2484 Eine Lüge ist mehr oder weniger schwerwiegend gemessen an der Natur der Wahrheit, die sie entstellt, den Umständen, den Absichten dessen, der sie begeht, und den Nachteilen, die den Belogenen daraus erwachsen. Die Lüge ist an sich nur eine läßliche Sünde, wird jedoch zu einer Todsünde, wenn sie gegen die Tugenden der Gerechtigkeit und der Liebe schwer verstößt.

 

2485 Die Lüge ist ihrer Natur nach verwerflich. Sie ist eine Profanierung des Wortes, das dazu bestimmt ist, die Wahrheit, die man kennt, anderen mitzuteilen. Die bewußte Absicht, durch wahrheitswidrige Aussagen den Nächsten zu täuschen, verstößt gegen die Gerechtigkeit und die Liebe.
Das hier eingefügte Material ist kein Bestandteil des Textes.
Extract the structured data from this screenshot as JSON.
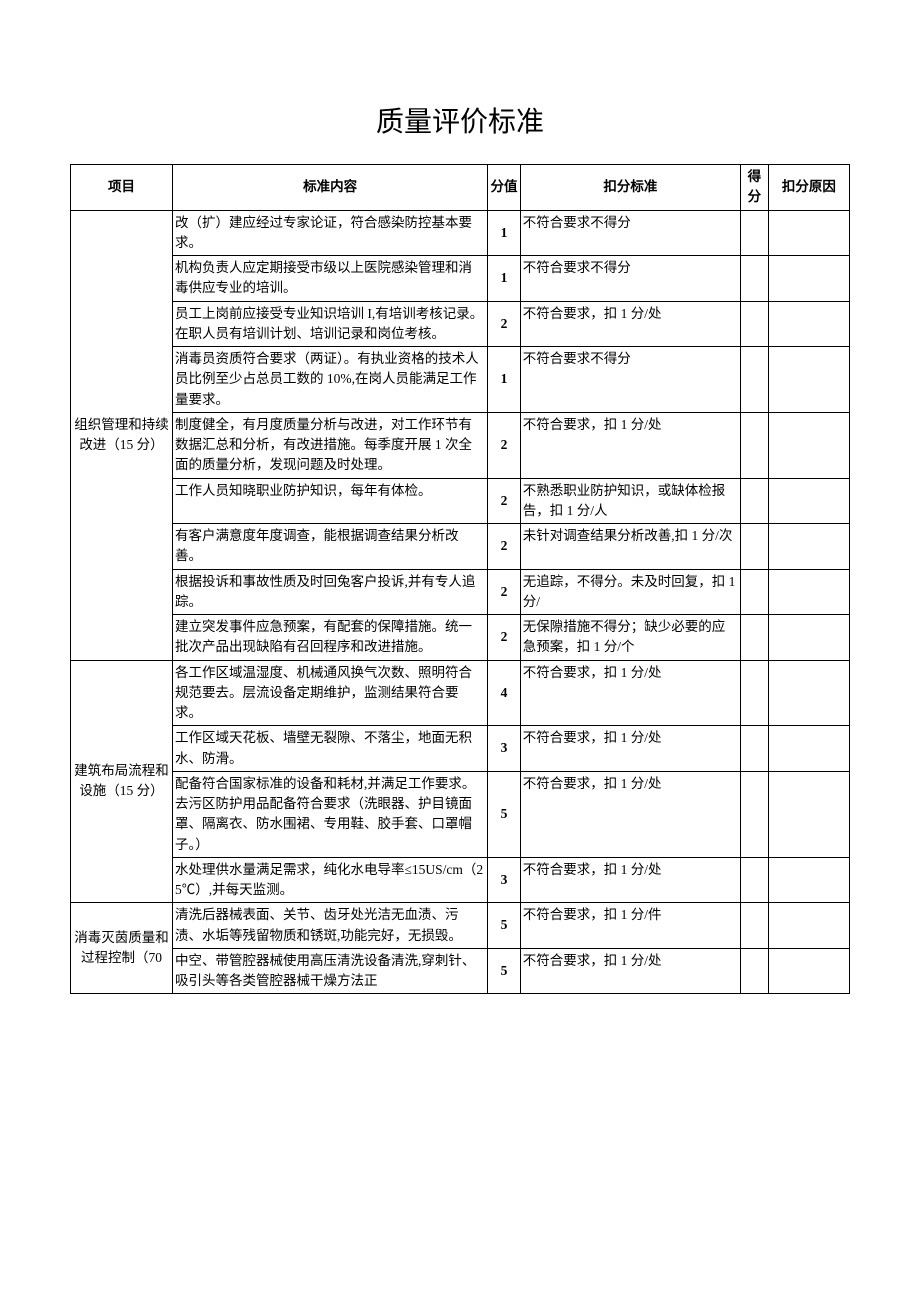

Die Schuld ist noch größer, wenn Gefahr besteht, daß die Täuschungsabsicht für die Getäuschten schlimme Folgen hat.

 

2486 Als ein Verstoß gegen die Tugend der Wahrhaftigkeit ist die Lüge eine Art der Gewalt gegenüber dem Nächsten. Sie trifft ihn in seiner Erkenntnisfähigkeit, die Voraussetzung für jedes Urteil und jede Entscheidung ist. Sie enthält im Keim die Spaltung der Geister und alle Übel, die daraus hervorgehen. Die Lüge ist für jede Gesellschaft unheilvoll; sie untergräbt das Vertrauen zwischen den Menschen und zerreißt das Netz der gesellschaftlichen Beziehungen.

 

2487 Jede Verfehlung gegen die Gerechtigkeit und die Wahrheit bringt die Verpflichtung zur Wiedergutmachung mit sich, selbst dann, wenn ihrem Urheber Vergebung gewährt worden ist. Falls es unmöglich ist, ein Unrecht öffentlich wiedergutzumachen, muß man es insgeheim tun; wenn der Geschädigte nicht direkt entschädigt werden kann, muß man ihm im Namen der Liebe moralische Genugtuung leisten. Die Pflicht zur Wiedergutmachung betrifft auch die Verfehlungen gegen den guten Ruf eines anderen. Diese moralische und zuweilen auch materielle Wiedergutmachung ist nach der Größe des verursachten Schadens zu bemessen. Sie ist eine Gewissenspflicht.